N:変のカテゴリーが違うだけで、変さレベルは一定なんだよね。
M:そうなんです。インド人の謎のコミュニティーとか一時前まで全然なかったのに、今は高円寺も国際化してきたなぁって感じます。見るからにクセありそうな人が、たくさん歩いてますよね。

――人やカルチャー、国籍なども超越して、同じ匂いに引き寄せられた人たちが集まるのが高円寺なんですかね。

M:僕なんて高円寺歴10数年なんで、まだまだ外様みたいなもんです。パンク界の大御所とか古着屋の帝王とか、高円寺の神々みたいな強豪がいっぱいいるんで、偉そうなこと誰も言えないんですよ(笑)。
N:昼間はまだまともだけど、夜は特にすごいよね。
M:うちのBARも店開けていれば、朝7~8時でも永久にお客さん来ますよ。そういうとんでもない時間は、高円寺中の店で出入り禁止になっているような猛者とか、手に負えないような人が来るんですよ。高円寺は常に予想外の事態が起こるので、住んでいる人も油断できないところも、ある意味魅力なんでしょうけどね。
N:中野とかはブロードウェイとかにカオスが閉じ込められているけど、高円寺は街にカオスが解き放たれてるんだよ(笑)。やっぱり夜の一本裏通りが、高円寺なんだよ。
M:とはいえ、かなり普通のチェーン店とかも増えてきているので、今後どうなるのかわからないですよね。
N:松本さんみたいな人たちに、ぜひ高円寺を守って欲しいですね。
M:色んな人と人たちをどうやってごちゃ混ぜにするかというのが、僕らのメインテーマ。僕も色んな変なお店を作って、混沌とした大混乱の街にできたら面白いなと思っています。
N:物価安いし、何となく楽しそうだからって地方や別のエリアから移り住む人が多いのも、高円寺は流れ者に優しいから、優しくされるといついちゃうっていうのも魅力なんでしょうね。
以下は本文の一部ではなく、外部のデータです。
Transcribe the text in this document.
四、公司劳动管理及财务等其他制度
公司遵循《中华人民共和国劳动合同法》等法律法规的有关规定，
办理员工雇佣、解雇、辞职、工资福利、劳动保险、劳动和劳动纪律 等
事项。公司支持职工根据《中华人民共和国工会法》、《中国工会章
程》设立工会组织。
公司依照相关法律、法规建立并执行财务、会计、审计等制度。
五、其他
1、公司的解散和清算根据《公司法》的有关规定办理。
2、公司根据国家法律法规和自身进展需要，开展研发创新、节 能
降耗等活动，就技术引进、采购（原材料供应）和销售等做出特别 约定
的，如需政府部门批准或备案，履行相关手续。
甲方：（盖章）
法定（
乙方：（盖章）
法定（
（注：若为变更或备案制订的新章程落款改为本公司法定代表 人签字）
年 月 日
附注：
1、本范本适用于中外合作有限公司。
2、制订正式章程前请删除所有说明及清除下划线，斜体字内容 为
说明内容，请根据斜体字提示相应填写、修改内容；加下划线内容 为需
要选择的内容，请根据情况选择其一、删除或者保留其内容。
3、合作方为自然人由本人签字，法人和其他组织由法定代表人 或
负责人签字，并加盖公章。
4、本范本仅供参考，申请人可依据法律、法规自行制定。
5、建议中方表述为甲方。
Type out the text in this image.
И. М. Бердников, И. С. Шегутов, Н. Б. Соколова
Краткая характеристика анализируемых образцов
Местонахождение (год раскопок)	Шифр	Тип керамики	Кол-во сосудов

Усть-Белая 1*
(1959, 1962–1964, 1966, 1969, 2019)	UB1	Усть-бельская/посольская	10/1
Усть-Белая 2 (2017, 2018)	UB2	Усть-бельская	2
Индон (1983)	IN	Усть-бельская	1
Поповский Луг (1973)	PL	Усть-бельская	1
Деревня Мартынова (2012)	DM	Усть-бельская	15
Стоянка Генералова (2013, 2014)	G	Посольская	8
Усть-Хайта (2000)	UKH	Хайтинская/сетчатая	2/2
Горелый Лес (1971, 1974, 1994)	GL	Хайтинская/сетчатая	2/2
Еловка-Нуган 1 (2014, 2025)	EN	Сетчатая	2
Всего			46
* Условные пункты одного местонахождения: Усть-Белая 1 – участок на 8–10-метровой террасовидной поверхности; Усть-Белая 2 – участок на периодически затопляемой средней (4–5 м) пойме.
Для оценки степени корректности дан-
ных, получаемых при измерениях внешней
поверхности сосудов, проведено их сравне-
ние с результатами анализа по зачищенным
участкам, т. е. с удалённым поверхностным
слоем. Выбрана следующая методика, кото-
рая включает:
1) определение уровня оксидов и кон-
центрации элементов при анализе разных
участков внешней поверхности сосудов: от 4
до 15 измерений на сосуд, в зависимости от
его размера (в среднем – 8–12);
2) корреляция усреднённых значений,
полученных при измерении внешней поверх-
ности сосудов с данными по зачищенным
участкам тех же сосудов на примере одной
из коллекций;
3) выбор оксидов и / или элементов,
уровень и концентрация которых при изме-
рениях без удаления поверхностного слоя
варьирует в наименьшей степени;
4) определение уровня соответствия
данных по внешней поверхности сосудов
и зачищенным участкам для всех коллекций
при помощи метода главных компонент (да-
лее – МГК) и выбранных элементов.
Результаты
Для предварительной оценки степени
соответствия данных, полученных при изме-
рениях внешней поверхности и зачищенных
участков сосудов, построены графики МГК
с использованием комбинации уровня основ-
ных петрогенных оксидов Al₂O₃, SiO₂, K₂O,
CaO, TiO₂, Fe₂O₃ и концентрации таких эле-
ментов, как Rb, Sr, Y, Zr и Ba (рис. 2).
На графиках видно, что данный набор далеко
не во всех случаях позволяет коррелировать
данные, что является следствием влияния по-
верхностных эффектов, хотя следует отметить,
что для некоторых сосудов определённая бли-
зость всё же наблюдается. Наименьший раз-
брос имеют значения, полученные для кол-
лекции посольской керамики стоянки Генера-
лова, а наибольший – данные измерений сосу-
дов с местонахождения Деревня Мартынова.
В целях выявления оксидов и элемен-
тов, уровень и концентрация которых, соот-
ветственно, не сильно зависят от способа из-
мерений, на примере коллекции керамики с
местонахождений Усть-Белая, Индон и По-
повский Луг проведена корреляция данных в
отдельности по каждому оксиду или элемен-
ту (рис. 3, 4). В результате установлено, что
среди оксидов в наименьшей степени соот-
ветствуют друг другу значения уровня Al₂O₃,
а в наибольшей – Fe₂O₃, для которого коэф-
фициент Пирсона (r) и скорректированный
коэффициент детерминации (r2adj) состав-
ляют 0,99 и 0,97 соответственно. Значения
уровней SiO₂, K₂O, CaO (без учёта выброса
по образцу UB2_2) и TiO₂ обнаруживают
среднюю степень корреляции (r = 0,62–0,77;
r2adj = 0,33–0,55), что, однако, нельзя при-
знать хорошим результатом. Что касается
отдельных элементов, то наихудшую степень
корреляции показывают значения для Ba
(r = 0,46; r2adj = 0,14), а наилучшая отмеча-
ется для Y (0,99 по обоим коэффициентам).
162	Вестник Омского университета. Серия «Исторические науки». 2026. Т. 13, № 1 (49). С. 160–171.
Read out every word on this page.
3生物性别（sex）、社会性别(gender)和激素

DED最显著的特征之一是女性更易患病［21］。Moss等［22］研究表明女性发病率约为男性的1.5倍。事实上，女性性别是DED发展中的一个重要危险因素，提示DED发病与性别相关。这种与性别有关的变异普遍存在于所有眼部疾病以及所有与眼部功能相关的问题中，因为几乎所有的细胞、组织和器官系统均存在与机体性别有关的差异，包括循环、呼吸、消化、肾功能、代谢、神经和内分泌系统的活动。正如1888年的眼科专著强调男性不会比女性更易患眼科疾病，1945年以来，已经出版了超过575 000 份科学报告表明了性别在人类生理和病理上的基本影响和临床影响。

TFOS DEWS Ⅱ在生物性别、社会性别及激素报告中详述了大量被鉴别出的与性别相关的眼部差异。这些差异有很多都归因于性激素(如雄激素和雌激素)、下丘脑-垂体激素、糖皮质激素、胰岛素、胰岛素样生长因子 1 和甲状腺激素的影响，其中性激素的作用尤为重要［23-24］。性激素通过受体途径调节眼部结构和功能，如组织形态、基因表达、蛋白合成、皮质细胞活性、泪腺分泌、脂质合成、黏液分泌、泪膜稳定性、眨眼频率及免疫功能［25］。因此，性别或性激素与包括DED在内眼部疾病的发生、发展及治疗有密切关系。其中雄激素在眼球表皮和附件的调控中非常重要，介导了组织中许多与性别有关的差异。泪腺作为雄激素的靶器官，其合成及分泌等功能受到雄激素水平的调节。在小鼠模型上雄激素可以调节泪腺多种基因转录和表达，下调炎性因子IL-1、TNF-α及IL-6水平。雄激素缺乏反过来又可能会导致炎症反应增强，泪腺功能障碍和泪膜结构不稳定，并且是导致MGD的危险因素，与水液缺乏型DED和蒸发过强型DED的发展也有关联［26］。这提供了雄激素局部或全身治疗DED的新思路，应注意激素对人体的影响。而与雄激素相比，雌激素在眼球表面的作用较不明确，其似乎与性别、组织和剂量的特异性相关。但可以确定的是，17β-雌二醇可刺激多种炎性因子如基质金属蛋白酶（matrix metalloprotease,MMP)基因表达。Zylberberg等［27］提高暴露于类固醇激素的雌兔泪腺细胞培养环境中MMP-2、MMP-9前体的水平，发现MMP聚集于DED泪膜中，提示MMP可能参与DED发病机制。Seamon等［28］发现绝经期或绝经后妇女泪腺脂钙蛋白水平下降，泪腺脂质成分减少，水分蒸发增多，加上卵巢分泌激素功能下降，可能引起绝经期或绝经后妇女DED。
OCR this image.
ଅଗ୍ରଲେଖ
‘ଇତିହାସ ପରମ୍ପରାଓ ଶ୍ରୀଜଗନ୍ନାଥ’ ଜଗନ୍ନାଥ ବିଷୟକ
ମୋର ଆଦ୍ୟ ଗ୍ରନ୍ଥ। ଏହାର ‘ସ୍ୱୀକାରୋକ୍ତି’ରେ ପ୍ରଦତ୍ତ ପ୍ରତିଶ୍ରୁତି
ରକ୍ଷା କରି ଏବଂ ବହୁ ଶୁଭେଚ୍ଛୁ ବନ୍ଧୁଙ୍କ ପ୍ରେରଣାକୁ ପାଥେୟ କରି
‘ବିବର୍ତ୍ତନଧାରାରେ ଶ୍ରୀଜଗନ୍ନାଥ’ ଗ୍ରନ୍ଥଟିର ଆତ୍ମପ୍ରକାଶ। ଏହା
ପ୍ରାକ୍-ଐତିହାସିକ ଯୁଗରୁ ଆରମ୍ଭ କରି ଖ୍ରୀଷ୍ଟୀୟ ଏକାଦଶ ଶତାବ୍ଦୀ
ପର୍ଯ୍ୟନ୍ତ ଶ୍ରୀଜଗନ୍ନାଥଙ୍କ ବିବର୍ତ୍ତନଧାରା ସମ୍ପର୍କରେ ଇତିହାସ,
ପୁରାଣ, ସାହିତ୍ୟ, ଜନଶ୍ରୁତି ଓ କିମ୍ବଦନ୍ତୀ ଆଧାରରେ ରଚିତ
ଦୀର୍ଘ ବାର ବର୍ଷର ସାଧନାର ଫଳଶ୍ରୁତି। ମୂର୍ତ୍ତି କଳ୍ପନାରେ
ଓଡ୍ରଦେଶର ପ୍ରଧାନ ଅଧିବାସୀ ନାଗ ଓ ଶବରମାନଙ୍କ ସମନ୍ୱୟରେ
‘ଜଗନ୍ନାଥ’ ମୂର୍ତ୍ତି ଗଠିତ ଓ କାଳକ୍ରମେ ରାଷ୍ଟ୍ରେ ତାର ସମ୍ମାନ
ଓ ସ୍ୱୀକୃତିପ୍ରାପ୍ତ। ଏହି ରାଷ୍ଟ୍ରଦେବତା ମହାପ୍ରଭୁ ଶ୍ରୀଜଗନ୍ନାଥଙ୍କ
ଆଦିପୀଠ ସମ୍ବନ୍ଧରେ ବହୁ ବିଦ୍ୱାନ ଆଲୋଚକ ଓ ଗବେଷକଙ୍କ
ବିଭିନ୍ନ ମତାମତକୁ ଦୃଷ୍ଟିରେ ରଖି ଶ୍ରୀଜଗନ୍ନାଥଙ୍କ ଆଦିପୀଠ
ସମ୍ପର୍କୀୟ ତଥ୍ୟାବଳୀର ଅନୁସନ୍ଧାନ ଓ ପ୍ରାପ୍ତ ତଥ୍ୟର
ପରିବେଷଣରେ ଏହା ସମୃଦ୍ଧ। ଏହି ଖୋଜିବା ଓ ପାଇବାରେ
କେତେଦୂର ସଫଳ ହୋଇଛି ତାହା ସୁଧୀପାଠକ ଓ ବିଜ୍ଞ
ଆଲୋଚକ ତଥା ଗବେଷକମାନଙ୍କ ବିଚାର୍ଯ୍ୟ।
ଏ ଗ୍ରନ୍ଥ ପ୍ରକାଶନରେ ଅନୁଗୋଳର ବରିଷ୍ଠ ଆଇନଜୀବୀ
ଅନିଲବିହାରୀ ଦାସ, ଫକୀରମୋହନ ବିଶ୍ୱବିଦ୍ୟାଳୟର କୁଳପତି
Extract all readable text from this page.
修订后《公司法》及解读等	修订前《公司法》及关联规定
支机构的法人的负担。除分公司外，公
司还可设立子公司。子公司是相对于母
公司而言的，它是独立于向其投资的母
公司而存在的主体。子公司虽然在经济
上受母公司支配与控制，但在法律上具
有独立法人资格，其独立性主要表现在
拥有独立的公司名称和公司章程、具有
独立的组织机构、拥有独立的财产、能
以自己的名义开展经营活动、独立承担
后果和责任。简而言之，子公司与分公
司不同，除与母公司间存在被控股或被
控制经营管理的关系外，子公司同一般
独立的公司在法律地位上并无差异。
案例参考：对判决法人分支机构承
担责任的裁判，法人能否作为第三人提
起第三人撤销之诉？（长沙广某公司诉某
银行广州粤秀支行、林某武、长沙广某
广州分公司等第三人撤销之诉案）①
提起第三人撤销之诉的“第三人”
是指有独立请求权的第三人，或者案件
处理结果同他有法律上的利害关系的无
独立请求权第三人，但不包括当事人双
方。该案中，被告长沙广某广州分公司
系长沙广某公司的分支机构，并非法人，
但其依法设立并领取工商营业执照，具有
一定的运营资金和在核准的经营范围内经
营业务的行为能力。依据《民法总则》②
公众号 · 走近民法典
――それがクセになって高円寺から離れられない人たちも多いんですかね?

M:高円寺から出たら死んじゃうような人も結構いますしね(笑)。ここでしか生きられないだろうなっていう。

――都心にこれだけ近い街なのに、東京的免疫力低すぎますね(笑)。

N:ホントそう(笑)! 僕も大学中退してまだ高円寺住んでいた時に、「お前高円寺から出ないと一生このままだぞ」って高円寺の人に言われましたよ(笑)。

――当時だって原宿にも音楽やファッションが好きな若者はたくさんいましたが、高円寺のそれと何が違うんでしょうか?

N:原宿は上を目指しているような人が多かったけど、高円寺は上も下もない(笑)。死ぬまでこの楽しい生活が続かないかなっていうマインドだったね。
M:みんな何かしら目論んではいるんですけど、どう考えても成功しなそうなことなんですよね(笑)。